We’ll relate our global notes to what happened closer to home at the end. That said, let’s examine each stage, starting with the earliest:

  • Seed: As our own Jason D. Rowley wrote, Q3 2019 “brought a veritable explosion in angel and seed-stage dealing,” including a projected $4.44 billion in capital invested at the stage across just under 6,000 rounds. That second tally works out to nearly two-thirds of all rounds in the quarter. Despite risk warnings flaring up around the world (politics, trade, economic data, etc.), the global Seed market appears to be in a risk-on position. That’s to say that even this late in the current global expansion, there’s plenty of optimism for early-stage, high-growth private companies that will take years to mature and produce returns.
  • Early Stage: If Seed had a great quarter in terms of deal volume, early-stage investing had the opposite. Early-stage deal volume, according to our global report, “declined quarter-over-quarter and year-over-year” while dollars invested in the space rose over both time frames. So, we’re seeing more large early-stage deals but fewer of them. This trend contrasts with Seed’s Q3, which saw deal volume growth. If the two patterns hold, for reference, we could see a number of Seed-stage companies hoping to raise a Series A or Series B round (the two main investments that comprise the early-stage market) fail to do so in the future.
  • Late Stage: In contrast to the early-stage market, late-stage investing grew in Q3, according to Crunchbase projections, by putting up more deal and dollar volume than it did a year ago. Q3 2019’s late-stage result is dwarfed by Q4 2018’s own, mind, and its gains over Q3 2018 in terms of dollar volume in percent terms were puny. But, still, an up quarter is an up quarter. Late-stage deal volume grew more (9.4 percent) compared to its year-ago quarter while dollar volume grew less (3 percent), leaving the average and median round sizes for the stage somewhat flat. For early-stage companies, this late-stage strength is likely welcome as it implies that the investors writing big checks are still doing so, and may keep at it when the younger companies need the capital.

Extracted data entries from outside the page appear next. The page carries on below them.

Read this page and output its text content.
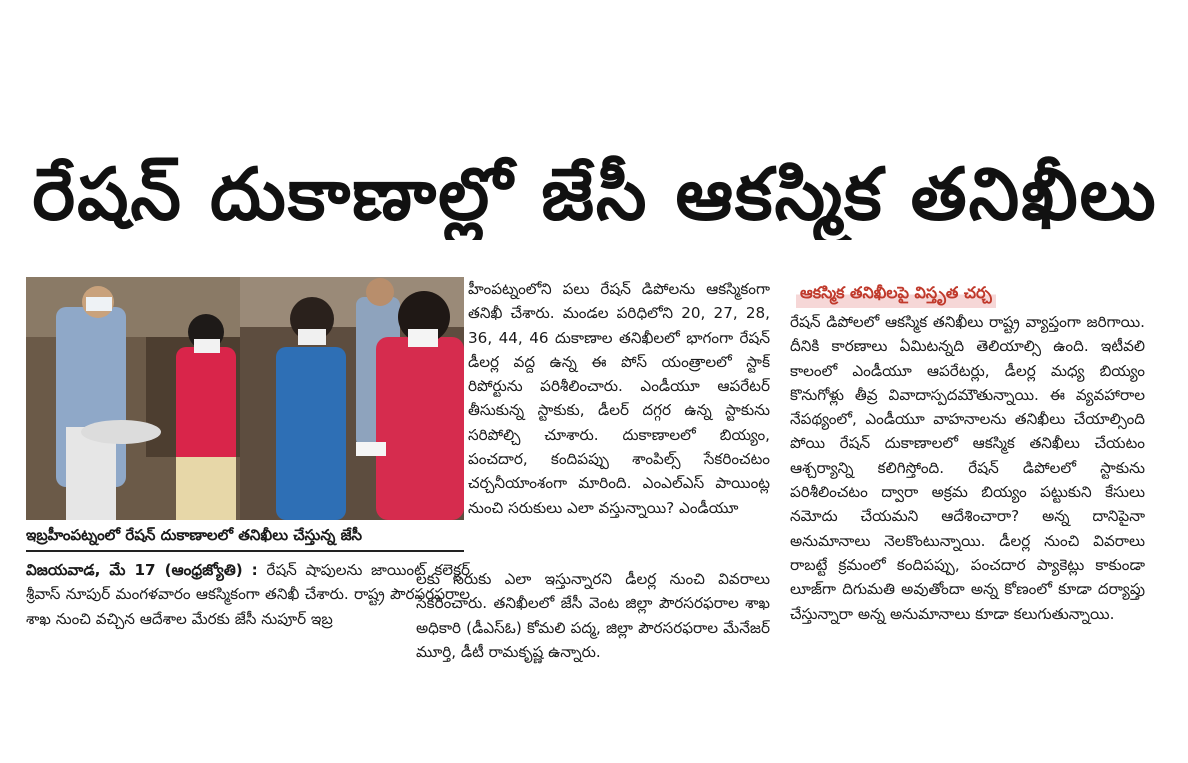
రేషన్ దుకాణాల్లో జేసీ ఆకస్మిక తనిఖీలు
ఇబ్రహీంపట్నంలో రేషన్ దుకాణాలలో తనిఖీలు చేస్తున్న జేసీ

విజయవాడ, మే 17 (ఆంధ్రజ్యోతి) : రేషన్ షాపులను జాయింట్ కలెక్టర్ శ్రీవాస్ నూపుర్ మంగళవారం ఆకస్మికంగా తనిఖీ చేశారు. రాష్ట్ర పౌరసరఫరాల శాఖ నుంచి వచ్చిన ఆదేశాల మేరకు జేసీ నుపూర్ ఇబ్ర

హీంపట్నంలోని పలు రేషన్ డిపోలను ఆకస్మికంగా తనిఖీ చేశారు. మండల పరిధిలోని 20, 27, 28, 36, 44, 46 దుకాణాల తనిఖీలలో భాగంగా రేషన్ డీలర్ల వద్ద ఉన్న ఈ పోస్ యంత్రాలలో స్టాక్ రిపోర్టును పరిశీలించారు. ఎండీయూ ఆపరేటర్ తీసుకున్న స్టాకుకు, డీలర్ దగ్గర ఉన్న స్టాకును సరిపోల్చి చూశారు. దుకాణాలలో బియ్యం, పంచదార, కందిపప్పు శాంపిల్స్ సేకరించటం చర్చనీయాంశంగా మారింది. ఎంఎల్ఎస్ పాయింట్ల నుంచి సరుకులు ఎలా వస్తున్నాయి? ఎండీయూ

లకు సరుకు ఎలా ఇస్తున్నారని డీలర్ల నుంచి వివరాలు సేకరించారు. తనిఖీలలో జేసీ వెంట జిల్లా పౌరసరఫరాల శాఖ అధికారి (డీఎస్ఓ) కోమలి పద్మ, జిల్లా పౌరసరఫరాల మేనేజర్ మూర్తి, డీటీ రామకృష్ణ ఉన్నారు.

ఆకస్మిక తనిఖీలపై విస్తృత చర్చ

రేషన్ డిపోలలో ఆకస్మిక తనిఖీలు రాష్ట్ర వ్యాప్తంగా జరిగాయి. దీనికి కారణాలు ఏమిటన్నది తెలియాల్సి ఉంది. ఇటీవలి కాలంలో ఎండీయూ ఆపరేటర్లు, డీలర్ల మధ్య బియ్యం కొనుగోళ్లు తీవ్ర వివాదాస్పదమౌతున్నాయి. ఈ వ్యవహారాల నేపథ్యంలో, ఎండీయూ వాహనాలను తనిఖీలు చేయాల్సింది పోయి రేషన్ దుకాణాలలో ఆకస్మిక తనిఖీలు చేయటం ఆశ్చర్యాన్ని కలిగిస్తోంది. రేషన్ డిపోలలో స్టాకును పరిశీలించటం ద్వారా అక్రమ బియ్యం పట్టుకుని కేసులు నమోదు చేయమని ఆదేశించారా? అన్న దానిపైనా అనుమానాలు నెలకొంటున్నాయి. డీలర్ల నుంచి వివరాలు రాబట్టే క్రమంలో కందిపప్పు, పంచదార ప్యాకెట్లు కాకుండా లూజ్‌గా దిగుమతి అవుతోందా అన్న కోణంలో కూడా దర్యాప్తు చేస్తున్నారా అన్న అనుమానాలు కూడా కలుగుతున్నాయి.
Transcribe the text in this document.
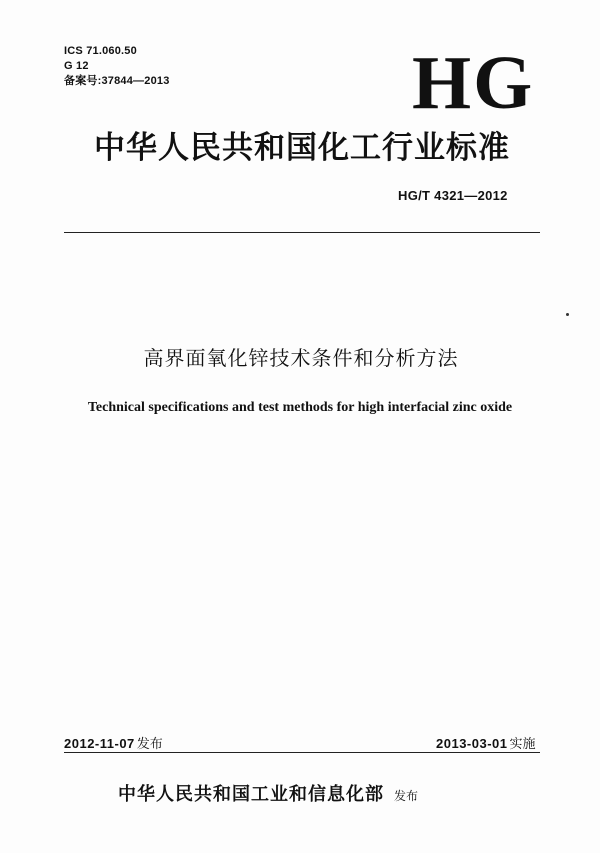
ICS 71.060.50
G 12
备案号:37844—2013	HG
中华人民共和国化工行业标准
HG/T 4321—2012
高界面氧化锌技术条件和分析方法
Technical specifications and test methods for high interfacial zinc oxide
2012-11-07 发布	2013-03-01 实施
中华人民共和国工业和信息化部 发布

All that is useful grounding for us as we keep tracking high-growth private companies, but let’s narrow a moment and look at Q3’s results that were generated closer to home.

Our report concerning the United States and Canada contains some data that match global trends. Namely that the Seed market for North American companies is also projected by Crunchbase to have been strong in Q3 2019, just as projections point to a soft early-stage venture market during the same time period.

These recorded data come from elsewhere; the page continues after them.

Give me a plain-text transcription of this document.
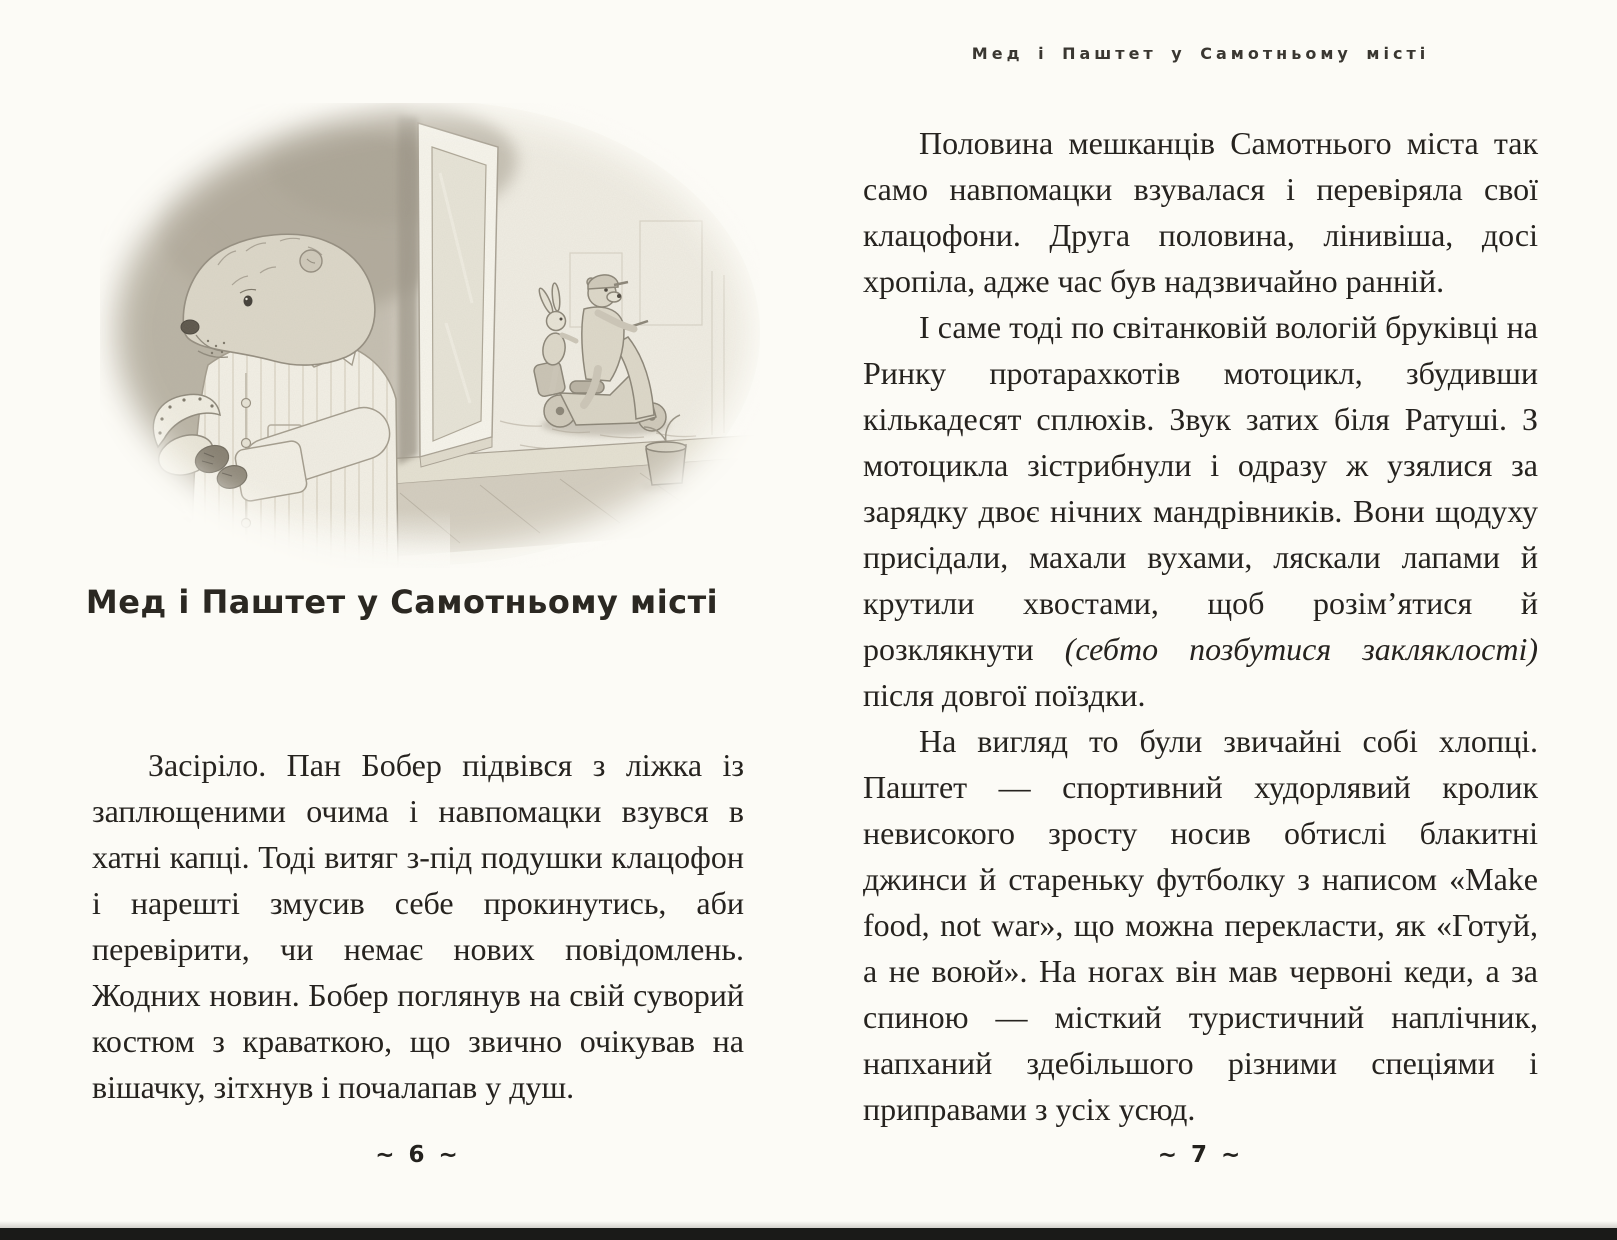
Мед і Паштет у Самотньому місті

Засіріло. Пан Бобер підвівся з ліжка із заплющеними очима і навпомацки взувся в хатні капці. Тоді витяг з-під подушки клацофон і нарешті змусив себе прокинутись, аби перевірити, чи немає нових повідомлень. Жодних новин. Бобер поглянув на свій суворий костюм з краваткою, що звично очікував на вішачку, зітхнув і почалапав у душ.

~ 6 ~
Мед і Паштет у Самотньому місті

Половина мешканців Самотнього міста так само навпомацки взувалася і перевіряла свої клацофони. Друга половина, лінивіша, досі хропіла, адже час був надзвичайно ранній.

І саме тоді по світанковій вологій бруківці на Ринку протарахкотів мотоцикл, збудивши кількадесят сплюхів. Звук затих біля Ратуші. З мотоцикла зістрибнули і одразу ж узялися за зарядку двоє нічних мандрівників. Вони щодуху присідали, махали вухами, ляскали лапами й крутили хвостами, щоб розім’ятися й розклякнути (себто позбутися закляклості) після довгої поїздки.

На вигляд то були звичайні собі хлопці. Паштет — спортивний худорлявий кролик невисокого зросту носив обтислі блакитні джинси й стареньку футболку з написом «Make food, not war», що можна перекласти, як «Готуй, а не воюй». На ногах він мав червоні кеди, а за спиною — місткий туристичний наплічник, напханий здебільшого різними спеціями і приправами з усіх усюд.

~ 7 ~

The United States itself makes up a good-sized chunk of the global venture market, so to see its results match global tallies isn’t surprising. But as we’ve seen countries drive global venture data one direction only to surrender that same leadership later on, it’s not a certain thing that the United States’s venture market will track the world’s own. (For more on how quickly things can change, read this piece regarding China and the late-stage market.)

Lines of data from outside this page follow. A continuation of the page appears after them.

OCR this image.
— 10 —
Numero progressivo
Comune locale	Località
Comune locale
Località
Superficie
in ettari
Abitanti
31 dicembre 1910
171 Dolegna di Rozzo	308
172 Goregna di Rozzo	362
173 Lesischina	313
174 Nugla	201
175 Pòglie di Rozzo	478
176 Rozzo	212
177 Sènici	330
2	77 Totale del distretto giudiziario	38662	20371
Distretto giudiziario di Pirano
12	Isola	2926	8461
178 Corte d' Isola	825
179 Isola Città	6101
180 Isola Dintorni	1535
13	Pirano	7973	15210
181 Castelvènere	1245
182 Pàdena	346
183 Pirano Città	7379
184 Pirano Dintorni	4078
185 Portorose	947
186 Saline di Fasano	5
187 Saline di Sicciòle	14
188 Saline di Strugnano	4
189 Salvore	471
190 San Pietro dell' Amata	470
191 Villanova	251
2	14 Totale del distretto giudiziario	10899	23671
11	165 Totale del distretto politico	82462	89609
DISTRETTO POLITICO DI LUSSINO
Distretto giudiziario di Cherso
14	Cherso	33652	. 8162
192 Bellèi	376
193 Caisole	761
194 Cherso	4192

Taking a large step back, global and domestic venture results seem strong. Not record-setting, sure, but strong all the same. Mountains of money continue to move from the venture market into the world’s various startup ecosystems. So, while things may have been hotter here, or there, at some point in the past, I’d sum up by saying that the global and domestic venture markets were better than I expected in Q3.

How long that can last? I do not know. But we will know when 2020 starts if WeWork’s recent mess will cause any material harm.